If you take a glass of drinking water, you can very easily add a spoon of salt into the water same as if you happened to add a spoon of sugar into your cup of tea. However, after adding a spoon of salt, if someone asked you to take out the salt from that very glass of water, that would nearly be impossible; I don’t think anybody can do it that easily. This very process is what we call ‘desalination’ - removing salts from water. Technically we have several desalination techniques by which we can separate the salts from water. These techniques are as effective as the natural process of rain.

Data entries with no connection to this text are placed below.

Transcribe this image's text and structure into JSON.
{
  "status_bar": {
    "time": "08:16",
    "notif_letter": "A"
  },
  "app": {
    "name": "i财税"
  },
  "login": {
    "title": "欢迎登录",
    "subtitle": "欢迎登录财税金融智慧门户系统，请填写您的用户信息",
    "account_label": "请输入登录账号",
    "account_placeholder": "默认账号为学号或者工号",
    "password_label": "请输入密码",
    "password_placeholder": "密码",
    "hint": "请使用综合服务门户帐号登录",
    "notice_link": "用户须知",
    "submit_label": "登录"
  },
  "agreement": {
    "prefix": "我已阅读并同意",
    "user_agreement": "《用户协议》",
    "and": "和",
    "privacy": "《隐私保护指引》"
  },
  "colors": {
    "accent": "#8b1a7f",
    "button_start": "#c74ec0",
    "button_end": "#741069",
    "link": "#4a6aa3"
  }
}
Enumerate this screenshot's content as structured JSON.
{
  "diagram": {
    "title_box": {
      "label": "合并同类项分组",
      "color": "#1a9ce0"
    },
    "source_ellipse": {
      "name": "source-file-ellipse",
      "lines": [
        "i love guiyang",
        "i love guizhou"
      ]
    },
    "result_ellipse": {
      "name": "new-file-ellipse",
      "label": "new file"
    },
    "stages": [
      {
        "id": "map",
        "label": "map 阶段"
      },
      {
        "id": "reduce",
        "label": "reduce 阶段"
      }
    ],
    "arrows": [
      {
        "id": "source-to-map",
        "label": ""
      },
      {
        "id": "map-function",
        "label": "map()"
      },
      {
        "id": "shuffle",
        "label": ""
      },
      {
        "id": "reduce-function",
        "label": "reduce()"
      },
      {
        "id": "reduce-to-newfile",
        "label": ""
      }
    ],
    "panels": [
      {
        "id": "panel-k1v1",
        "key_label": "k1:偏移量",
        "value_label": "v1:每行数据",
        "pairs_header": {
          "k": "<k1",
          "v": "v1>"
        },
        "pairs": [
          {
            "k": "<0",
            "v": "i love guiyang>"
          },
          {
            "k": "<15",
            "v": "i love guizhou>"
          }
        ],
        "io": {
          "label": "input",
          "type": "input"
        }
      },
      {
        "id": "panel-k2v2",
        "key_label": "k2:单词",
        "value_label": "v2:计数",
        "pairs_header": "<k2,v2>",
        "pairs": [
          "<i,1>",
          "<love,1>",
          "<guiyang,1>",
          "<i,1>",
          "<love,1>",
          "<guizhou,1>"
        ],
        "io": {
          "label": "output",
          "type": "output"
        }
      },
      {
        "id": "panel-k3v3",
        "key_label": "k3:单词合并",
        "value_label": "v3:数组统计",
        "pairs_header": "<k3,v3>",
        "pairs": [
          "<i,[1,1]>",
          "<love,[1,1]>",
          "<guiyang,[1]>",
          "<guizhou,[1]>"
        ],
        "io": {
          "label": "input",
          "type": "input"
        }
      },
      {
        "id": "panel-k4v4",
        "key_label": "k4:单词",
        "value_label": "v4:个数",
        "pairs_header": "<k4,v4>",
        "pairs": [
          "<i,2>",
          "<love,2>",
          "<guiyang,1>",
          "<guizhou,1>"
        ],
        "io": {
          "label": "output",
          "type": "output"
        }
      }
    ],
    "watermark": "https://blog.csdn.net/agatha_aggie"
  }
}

Earth is a hydrological planet where water is abundantly available, but the excessive presence of salts make it undrinkable. Certainly, nature made a global arrangement to get drinkable water for most of the living creature on the earth. The process can be expressed in a simple manner here that water evaporates from the surface of the water to form clouds, which is taken into the atmosphere of the earth resulting rain, snow or hailing back to the earth. It’s a very strange beneficial fact that all of these forms of precipitation are free from salts and can be used for agriculture without any problem, and they can also be used for domestic purposes such as drinking, washing clothes, after adjusting its quality as per international drinking water standard for safe drinking.
Before we discuss the desalination process it would be quite relevant to know about water and some of its peculiar properties which certainly help us to understand this process better.
Water is a gift of Nature which is abundantly and enormously available on our planet in liquid, solid and gaseous state. Water is the most important and essential part of life no one can think to live without. It is the foundation of our growth. That is why we say that water is life, and there’s no life without water. The scientists made many experiments and came to the conclusion that it is true that life came into being in the water. In one water handbook of NALCO, scientists found a fossil of Algae worth 2 billion years old and they assume it to be the beginning of life. Fun fact, there was also a picture in that book taken from electron microscope with 0.2 million times magnification. Water is an essential part of life for almost all living species present on the earth and agriculture to grow food and fruits along with so many things required for our daily life. Water also plays a very important part in our environmental and physical conditions like formation and decaying process of the earth.
Water on Earth:
The total quantity of water on our planet approximately 326,000,000 miles or 1,360,000,000 km. The detail as under:
Ocean: ……………………………316,900,000 miles (1,320,000,000 km) 97.2%
Snow and glaciers:……………… 6,000,000 miles (25,000,000 km) 1.8%
Ground water:…………………… 3,000,000 miles (13,000,000 km) 0.9%
Sweet water in lakes,rivers and wells:...........60,000 miles (250.000 km) 0.02%
Atmospheric water vapors all around the sphere:..3,100miles (13,000 km) 0.001%
The Water Cycle
Water as we know it, that major deposit found in sea where it evaporates forming the clouds which fly in the air and then back to liquid in form as rain as far as hundreds and thousands of miles away from the sea where earth needs a lot of water for agricultural and several other purposes like production of electricity, drinking / general home uses and several processes in industries. Then it becomes a different type of waste which after treatment finally go back to sea. Some water also remains as snow, underground as aquifers, surface water, and vapor in the atmosphere which commonly directly or indirectly is connected to the sea. This is called as water hydrol.